Fig. 1Data resource processing, organization, and statistics.
a A highlight of data resources and main processing steps of the “curated microbiome-metabolome data resource” (see Methods); b A database scheme of the final data products per dataset. Each box describes a specific table and its content and primary key (PK) field. The “species” table is only available for studies with shotgun metagenomic data; c Data resource summary statistics; d Genera prevalence across datasets. Each bar represents the number of unique genera that appear in at least the specified number of datasets; e Metabolite prevalence across datasets, interpretation equivalent to (d).
Fig. 2A meta-analysis of genus-metabolite association reveals a dense network of consistent associations.

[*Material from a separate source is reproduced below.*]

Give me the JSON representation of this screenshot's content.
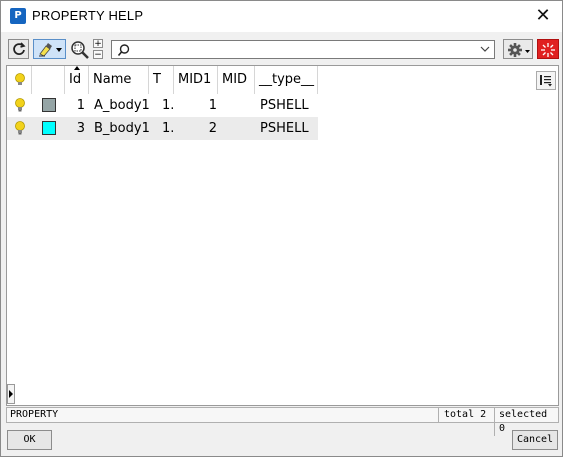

a Associations between genera and metabolites were tested using linear models, in each dataset independently and controlling for study groups. The dot plot illustrates association results for the top 70 associated metabolites and the top 40 associated genera. Each dot represents a genus-metabolite pair, dot size represents the number of datasets in which the pair was analyzed, and dot colors represent the percent of datasets in which a significant association (positive or negative) was found (see also Methods). A question mark indicates conflicting results between 2 or more datasets, i.e. at least one significant negative association and at least one significant positive association. Metabolites (grid columns) are grouped by their metabolite classes, abbreviated as follows: Ben. Benzenoids, OS Other steroids, Cbxm. Carboximidic acids, COOH Carboxylic acids and derivatives, AA Amino acids, OO Other organic acids, ONC Organonitrogen compounds, CHO Carbohydrates and carbohydrate conjugates, OHC Organoheterocyclic compounds, PPA Phenylpropanoic acids. Genera (grid rows) are grouped by their order taxonomic rank, abbreviated as follows: Actin. Actinomycetales (Actinobacteriota phylum), Bacte. Bacteroidales (Bacteroidota phylum), Lachn. Lachnospirales (Firmicutes_A phylum), Oscil. Oscillospirales (Firmicutes_A phylum), Chris. Christensenellales (Firmicutes_A phylum), Veill. Veillonellales (Firmicutes_C phylum), Enter. Enterobacterales (Proteobacteria phylum), b A bipartite network of consistent genus-metabolite associations, identified by a meta-analysis of 11 different microbiome-metabolome datasets from the “curated microbiome-metabolome data resource”. Green nodes represent genera, with node sizes proportional to genus’ average relative abundance, and orange nodes represent metabolites. Edges between genus nodes and metabolite nodes represent a consistent positive (blue) or negative (red) association. Details about the network nodes and edges are available in Supplementary Table 4.